According to some of our sources, despite his seeming success, the former President was quite unhappy with his own party during his imprisonment. “He wants UNM to do more, to be more radical. He thinks that Melia is not doing everything he could to get him released from jail,” says an activist from his party. “He is angry at everyone as I see it. He is even showing that he is annoyed by Elene Khoshtaria’s hunger strike,” says a former close collaborator of Mr. Saakashvili. The former President might also have overestimated the support he has in the country. The few surveys that have been conducted and the result of the last elections (2018 presidential, 2020 parliamentary, and 2021 local) tend to show that while Georgian voters are more and more fed up with GD, that has not resulted in additional support of UNM and Mr. Saakashvili.
In total, with the genuine risks he has taken for the sake of the country and for his personal ambitions, Mr. Saakashvili has once again contributed to the personalization of the Georgian political landscape. He won in this respect. But what about Georgia? Ideally, the democratic dynamics that have animated the Caucasian republic for the last two-three decades would entail more genuine political debates on the content and more institutionalization of the governance. But while Georgian voters have shown at each election that they will use the polls to tell the government that they are unhappy with its politics and the poor results it has achieved, they seem not yet ready to go to the street en masse to defend their vote.
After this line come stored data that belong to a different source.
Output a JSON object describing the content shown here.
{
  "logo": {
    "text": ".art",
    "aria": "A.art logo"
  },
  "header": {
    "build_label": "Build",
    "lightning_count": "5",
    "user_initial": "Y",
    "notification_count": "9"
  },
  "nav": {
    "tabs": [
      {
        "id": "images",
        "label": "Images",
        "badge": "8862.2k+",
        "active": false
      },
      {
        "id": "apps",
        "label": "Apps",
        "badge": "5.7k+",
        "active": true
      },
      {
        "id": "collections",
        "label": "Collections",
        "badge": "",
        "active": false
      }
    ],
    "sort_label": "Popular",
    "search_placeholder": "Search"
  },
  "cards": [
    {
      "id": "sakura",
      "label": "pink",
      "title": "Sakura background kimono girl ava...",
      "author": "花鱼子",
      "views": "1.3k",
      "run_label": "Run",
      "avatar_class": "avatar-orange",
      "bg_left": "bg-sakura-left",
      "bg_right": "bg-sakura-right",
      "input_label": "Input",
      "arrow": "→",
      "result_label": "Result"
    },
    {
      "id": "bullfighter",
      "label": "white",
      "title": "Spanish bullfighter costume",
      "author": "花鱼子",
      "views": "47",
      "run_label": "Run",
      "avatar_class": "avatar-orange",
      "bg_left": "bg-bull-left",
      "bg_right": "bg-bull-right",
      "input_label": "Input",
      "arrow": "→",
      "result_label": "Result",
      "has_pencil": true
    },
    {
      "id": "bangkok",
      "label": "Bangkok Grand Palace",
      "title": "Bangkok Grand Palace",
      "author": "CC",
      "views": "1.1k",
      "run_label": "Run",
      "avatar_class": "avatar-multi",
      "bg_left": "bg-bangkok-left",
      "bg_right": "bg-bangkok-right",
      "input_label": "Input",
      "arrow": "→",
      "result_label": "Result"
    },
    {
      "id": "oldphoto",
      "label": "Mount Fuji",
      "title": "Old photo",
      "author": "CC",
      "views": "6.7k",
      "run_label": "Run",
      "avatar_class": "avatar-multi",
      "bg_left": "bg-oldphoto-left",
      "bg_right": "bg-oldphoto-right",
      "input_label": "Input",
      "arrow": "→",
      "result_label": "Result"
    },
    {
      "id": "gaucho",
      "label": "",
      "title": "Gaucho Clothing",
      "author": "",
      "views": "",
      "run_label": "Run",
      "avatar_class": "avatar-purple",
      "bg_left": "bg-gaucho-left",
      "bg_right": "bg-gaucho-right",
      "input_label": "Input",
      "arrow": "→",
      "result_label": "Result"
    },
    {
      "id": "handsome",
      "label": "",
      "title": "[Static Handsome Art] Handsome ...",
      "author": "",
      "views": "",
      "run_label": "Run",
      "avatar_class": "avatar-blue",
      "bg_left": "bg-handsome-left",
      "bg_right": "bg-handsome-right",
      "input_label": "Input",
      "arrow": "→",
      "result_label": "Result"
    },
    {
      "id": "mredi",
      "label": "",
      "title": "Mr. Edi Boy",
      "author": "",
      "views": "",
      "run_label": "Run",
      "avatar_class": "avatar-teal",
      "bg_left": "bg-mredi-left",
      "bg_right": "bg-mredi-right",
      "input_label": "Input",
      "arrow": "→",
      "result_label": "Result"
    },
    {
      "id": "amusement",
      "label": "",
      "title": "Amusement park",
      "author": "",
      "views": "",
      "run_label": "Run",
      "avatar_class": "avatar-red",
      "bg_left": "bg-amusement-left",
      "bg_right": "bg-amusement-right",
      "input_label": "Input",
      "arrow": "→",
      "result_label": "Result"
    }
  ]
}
This complacency is partly due to the political atmosphere that Mr. Ivanishvili and GD have created in the country. But the complacency comes as well from the split within the opposition, which is not able today to unite around one program or one person. It is as if the opposition is waiting for a new strong leader, like in 2003 when Saakashvili managed to drag behind him most of the real political forces of the country. Saakashvili too seems to dream that he can do that again, and, accordingly, over the last decade, he has done no work to put others from the UNM’s ranks in that position.
Opposition leaders and activists are divided on the issue. But most of them believe that the Georgian people still desire strong leaders; only strong leaders and personalized politics have the power to interest the Georgian people in politics. Opposition thinkers consider this argument more relevant now. This is because the question is now how to make political change possible in Georgia, when the Ivanishvili government has captured more and more state institutions and increasingly resorts to non-democratic methods to retain power.